Today, I want to talk about another method of “contrast” that is also used in copy as part of a pricing strategy.
It’s used to show value between two otherwise incomparable products. It’s called …
Apples to Oranges
(This is my fruity connection!)

I first picked up this tip from Dan Kennedy as a great way of minimising the impact of price.
He had an example in his excellent must-read book The Ultimate Sales Letter about using this price minimisation tactic for a series of tapes of a seminar.
Now, as an example, some business-based CD’s can be priced at a fairly small amount of money, just $10 or $15 each in a series.
So if you’ve got a product on CD yourself, but have it priced say at $297 — then comparing it to another CD product (an apples-to-apples comparison) like a $15 CD would not help your cause!
You know of course there’s lots more value in your CD to your prospect than the little cost to make each copy, so to illustrate that high value you can compare the price of your CD package to other things.
For example, if you have three CD’s that each go for an hour and your normal consultation fee is $800 per hour, then if you compare $297 to 3 hours of your time valued at $800 — $2,400 — then you can show a real “bargain” in terms of what the prospect might pay you for hearing the same content in an appointment.
Or if your 3 CDs are based on the recordings of a workshop you ran — you can (as Dan uses in his example in the book) compare the $297 investment in the audio course to:
- the actual ticket price of attending the workshop;
- plus your travel and accommodation costs; and
- plus the time away from your business and family
let alone also including the value of now having the convenience of listening to the material over and over again, in your car, or any place you choose … and putting a value on all of that can easily reach the thousands, again helping to minimise the perceived price of your CDs versus the overwhelming value contained on them.
When you also then use real scarcity, price instalments and valuable bonuses, your price starts to seem much more scrum-diddly-umptious than it might have without using these pricing tactics.
It’s a fair way to use comparison to make the price seem insignificant.
After seeing these pics again, I’m off for some more fruit … yum!
Aaaah, Compliance!
I’ve started working with a new client recently in the financial services/life insurance market.
We sent off a direct mail piece today to the legal compliance department for their “inspection” and feedback.

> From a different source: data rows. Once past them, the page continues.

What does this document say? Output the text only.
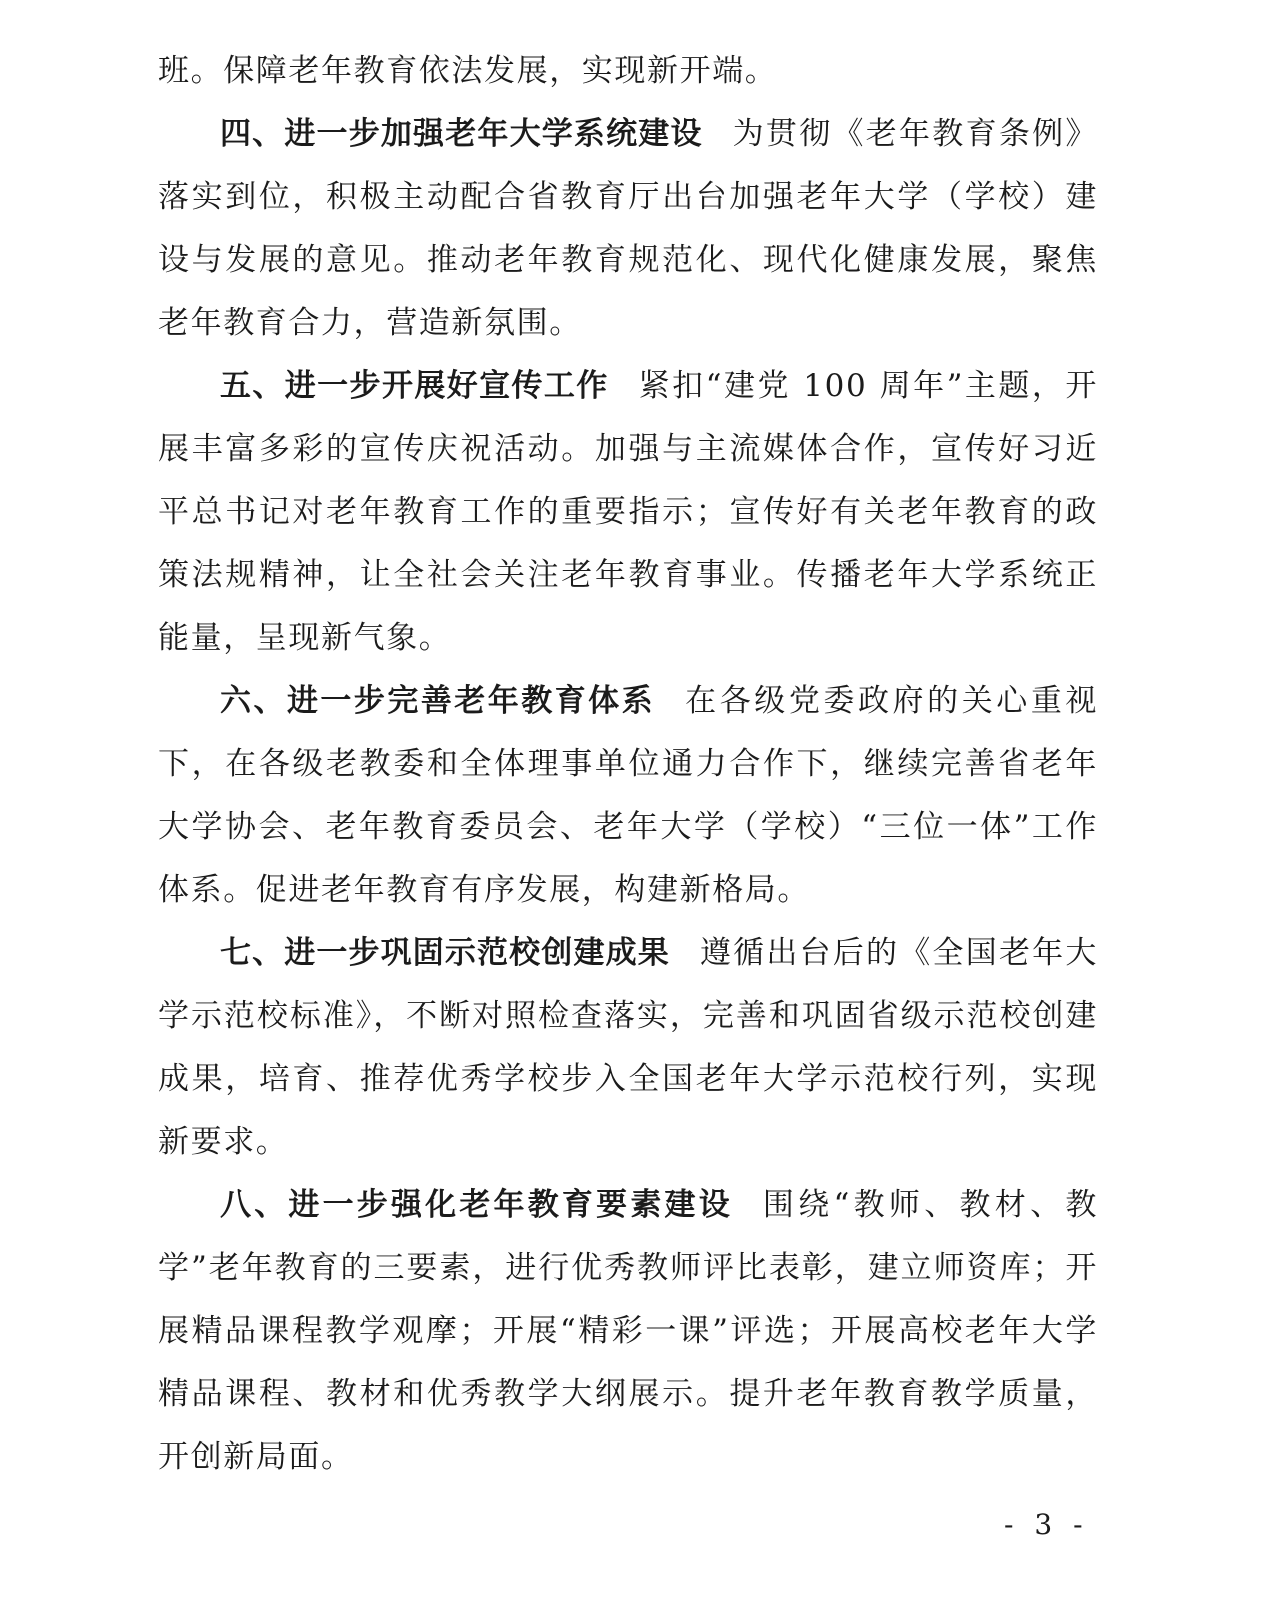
班。保障老年教育依法发展，实现新开端。

四、进一步加强老年大学系统建设 为贯彻《老年教育条例》落实到位，积极主动配合省教育厅出台加强老年大学（学校）建设与发展的意见。推动老年教育规范化、现代化健康发展，聚焦老年教育合力，营造新氛围。

五、进一步开展好宣传工作 紧扣“建党 100 周年”主题，开展丰富多彩的宣传庆祝活动。加强与主流媒体合作，宣传好习近平总书记对老年教育工作的重要指示；宣传好有关老年教育的政策法规精神，让全社会关注老年教育事业。传播老年大学系统正能量，呈现新气象。

六、进一步完善老年教育体系 在各级党委政府的关心重视下，在各级老教委和全体理事单位通力合作下，继续完善省老年大学协会、老年教育委员会、老年大学（学校）“三位一体”工作体系。促进老年教育有序发展，构建新格局。

七、进一步巩固示范校创建成果 遵循出台后的《全国老年大学示范校标准》，不断对照检查落实，完善和巩固省级示范校创建成果，培育、推荐优秀学校步入全国老年大学示范校行列，实现新要求。

八、进一步强化老年教育要素建设 围绕“教师、教材、教学”老年教育的三要素，进行优秀教师评比表彰，建立师资库；开展精品课程教学观摩；开展“精彩一课”评选；开展高校老年大学精品课程、教材和优秀教学大纲展示。提升老年教育教学质量，开创新局面。

- 3 -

I’ve gotta say — based on previous conversations — I was prepared to dig in and battle to make sure we didn’t lose the direct response nature of what we were doing.
Another friend in the industry has told me many times about the battles he’s had to get things approved.

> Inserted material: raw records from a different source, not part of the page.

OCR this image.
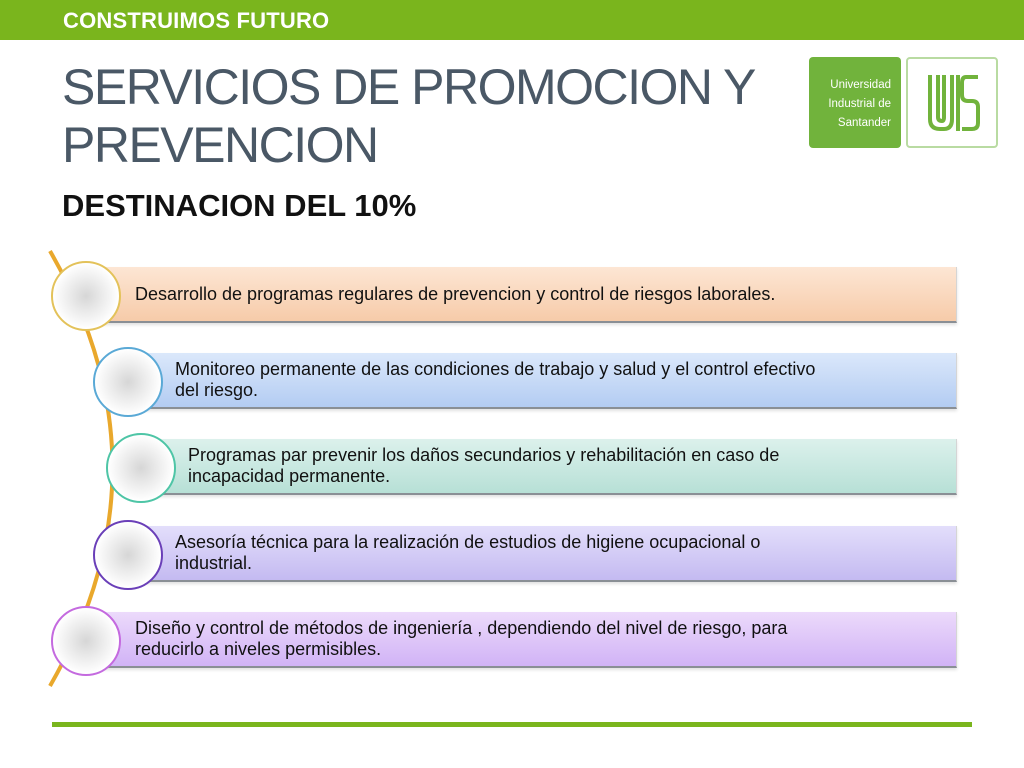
CONSTRUIMOS FUTURO
SERVICIOS DE PROMOCION Y
PREVENCION
DESTINACION DEL 10%
Universidad
Industrial de
Santander
Desarrollo de programas regulares de prevencion y control de riesgos laborales.
Monitoreo permanente de las condiciones de trabajo y salud y el control efectivo
del riesgo.
Programas par prevenir los daños secundarios y rehabilitación en caso de
incapacidad permanente.
Asesoría técnica para la realización de estudios de higiene ocupacional o
industrial.
Diseño y control de métodos de ingeniería , dependiendo del nivel de riesgo, para
reducirlo a niveles permisibles.
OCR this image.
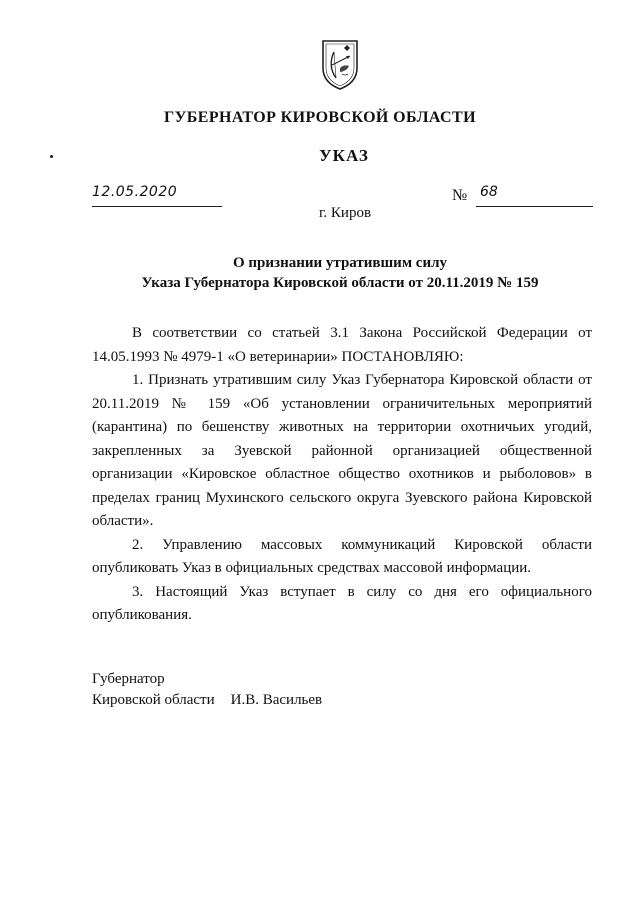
ГУБЕРНАТОР КИРОВСКОЙ ОБЛАСТИ
УКАЗ
12.05.2020	№ 68
г. Киров
О признании утратившим силу
Указа Губернатора Кировской области от 20.11.2019 № 159

В соответствии со статьей 3.1 Закона Российской Федерации от 14.05.1993 № 4979-1 «О ветеринарии» ПОСТАНОВЛЯЮ:

1. Признать утратившим силу Указ Губернатора Кировской области от 20.11.2019 № 159 «Об установлении ограничительных мероприятий (карантина) по бешенству животных на территории охотничьих угодий, закрепленных за Зуевской районной организацией общественной организации «Кировское областное общество охотников и рыболовов» в пределах границ Мухинского сельского округа Зуевского района Кировской области».

2. Управлению массовых коммуникаций Кировской области опубликовать Указ в официальных средствах массовой информации.

3. Настоящий Указ вступает в силу со дня его официального опубликования.

Губернатор
Кировской области И.В. Васильев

The legal stuff, the red tape. Gobbledygook. Legal mumbo jumbo. Fine print.
They’re not necessarily limitations, but in some businesses they are essential considerations!
So off went the proof to the client.
And then to compliance.
Stand tall I thought, be prepared to advocate! Defend thy words!

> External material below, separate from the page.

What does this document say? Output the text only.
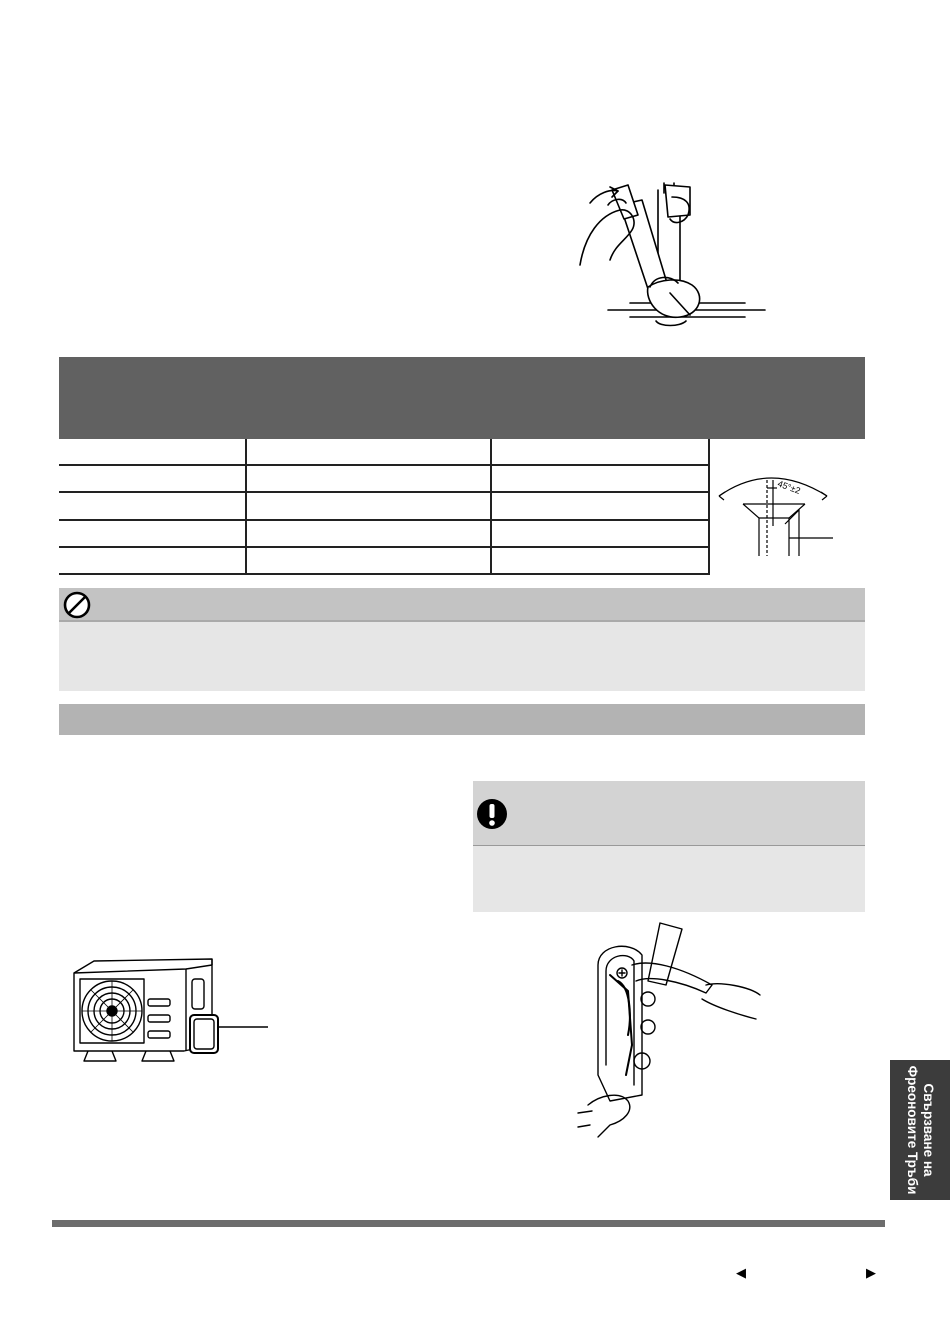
45°±2
Свързване на
Фреоновите Тръби
◀	▶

The email came back an hour later.
I was slightly hesitant to open it and read their reply.
Click. Open. Read.
Alas, my fears were unfounded!
Other than one small sentence to add in (my choice of the body copy or the fine print), all was fine!
Phew!
In some ways, it’s a great backup for my client — to “cover their a***” legally and make sure they’re not stepping out of bounds.
All that regulation and red tape to adhere to: enough probably to wrap the planet several times!
At the same time, as a copywriter, it becomes essential to get to know the ins and outs of an industry. For example, I’ve worked with the travel industry for 10 years in May, so there’s a lot of inside stuff I take into account when creating advertising and marketing projects (many times we even get to keep out clients out of trouble for potential problems that would have otherwise slipped through).
Just another consideration in this wonderful profession!
Now … let’s see how they go with my next project!